Dazu gehörten zum Beispiel eine intensivierte Nutzung des öffentlichen Verkehrs, die Einführung von Mobilitätsapps oder die Abgabe des persönlichen Autos. Wichtigste Erkenntnis: Jeder Nutzer tickt anders – es gibt keine Standardlösung, die für alle gilt. Je flexibler und auf das Umfeld angepasster das Mobilitätsangebot, umso eher wirds genutzt. Und: Wir sind zu bequem für den Umstieg. Alternative Mobilitätsangebote wurden nur genutzt, wenn sie den beinahe gleichen Komfort bieten wie das eigene Auto.
ÖV muss erlernt werden
Denn: Wer alternativ unterwegs war und aufs Auto verzichtete, musste seinen Tagesablauf entsprechend anpassen. Nur wer in Stadt und Agglomeration wohnt, kann den Verzicht aufs eigene Auto mit Alternativen wie ÖV oder Carsharing kompensieren. Nach der Nutzung von alternativen Mobilitätsangeboten gab mehr als die Hälfte der Haushalte an, dass sie lieber den Aufpreis für die Nutzung eines Autos zahlen, als darauf zu verzichten. Höchstens aufs Zweitauto würde mancher Haushalt verzichten.
Pendeln im ÖV war für Neu- oder Selten-Nutzer zudem eine grosse Herausforderung. Wie sieht das Liniensystem aus? Wie lese ich einen Fahrplan? Welches Ticket brauche ich? Manche und mancher musste das erst lernen. Ähnliche Lernprozesse waren laut den Studienergebnissen auch bei Car-Sharing oder Mobilitätsapps nötig. Aber: Durch die Nutzung sogenannter Multimodal-Apps, die unterschiedliche Angebote kombinieren, wurde das Verständnis für alternative Mobilität gefördert und die Hürde fürs Ausprobieren gesenkt.

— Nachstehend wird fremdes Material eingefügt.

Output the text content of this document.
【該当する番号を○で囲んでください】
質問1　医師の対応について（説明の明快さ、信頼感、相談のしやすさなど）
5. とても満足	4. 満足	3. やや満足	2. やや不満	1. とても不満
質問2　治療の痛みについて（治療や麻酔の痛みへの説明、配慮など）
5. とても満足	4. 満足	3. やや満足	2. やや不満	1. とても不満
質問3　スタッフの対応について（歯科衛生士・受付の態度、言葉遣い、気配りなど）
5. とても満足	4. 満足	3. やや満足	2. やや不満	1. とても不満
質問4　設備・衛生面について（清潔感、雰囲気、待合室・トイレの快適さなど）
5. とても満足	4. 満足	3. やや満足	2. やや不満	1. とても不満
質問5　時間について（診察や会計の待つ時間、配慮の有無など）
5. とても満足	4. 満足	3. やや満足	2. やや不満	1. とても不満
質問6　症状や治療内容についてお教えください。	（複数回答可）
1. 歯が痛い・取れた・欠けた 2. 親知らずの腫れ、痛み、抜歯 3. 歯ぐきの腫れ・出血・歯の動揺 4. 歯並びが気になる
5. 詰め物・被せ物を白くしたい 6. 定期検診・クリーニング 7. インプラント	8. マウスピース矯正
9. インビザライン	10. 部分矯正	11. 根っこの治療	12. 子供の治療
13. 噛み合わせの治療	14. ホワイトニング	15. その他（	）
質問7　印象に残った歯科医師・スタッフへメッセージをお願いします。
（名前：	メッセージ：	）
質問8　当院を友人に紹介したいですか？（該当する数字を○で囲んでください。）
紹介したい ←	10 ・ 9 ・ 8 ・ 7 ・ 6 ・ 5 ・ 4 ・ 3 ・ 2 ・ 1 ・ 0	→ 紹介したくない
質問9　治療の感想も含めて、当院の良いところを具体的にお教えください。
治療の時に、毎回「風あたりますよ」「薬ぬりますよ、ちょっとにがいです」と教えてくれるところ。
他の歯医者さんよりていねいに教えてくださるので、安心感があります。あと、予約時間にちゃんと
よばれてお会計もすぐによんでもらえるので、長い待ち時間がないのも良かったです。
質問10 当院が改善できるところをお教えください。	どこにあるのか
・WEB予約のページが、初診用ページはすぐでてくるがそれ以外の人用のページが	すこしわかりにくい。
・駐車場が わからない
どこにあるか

Emissionen sind zu abstrakt
Überraschend: Die Reduzierung des eigenen CO₂-Ausstosses spielte kaum eine Rolle für die Nutzung grüner Mobilitätsmodelle. Die Auswirkungen eines Gramms oder einer Tonne CO₂ auf die Umwelt waren zu abstrakt, um die Entscheidung für oder gegen ein Verkehrsmittel wirklich zu beeinflussen.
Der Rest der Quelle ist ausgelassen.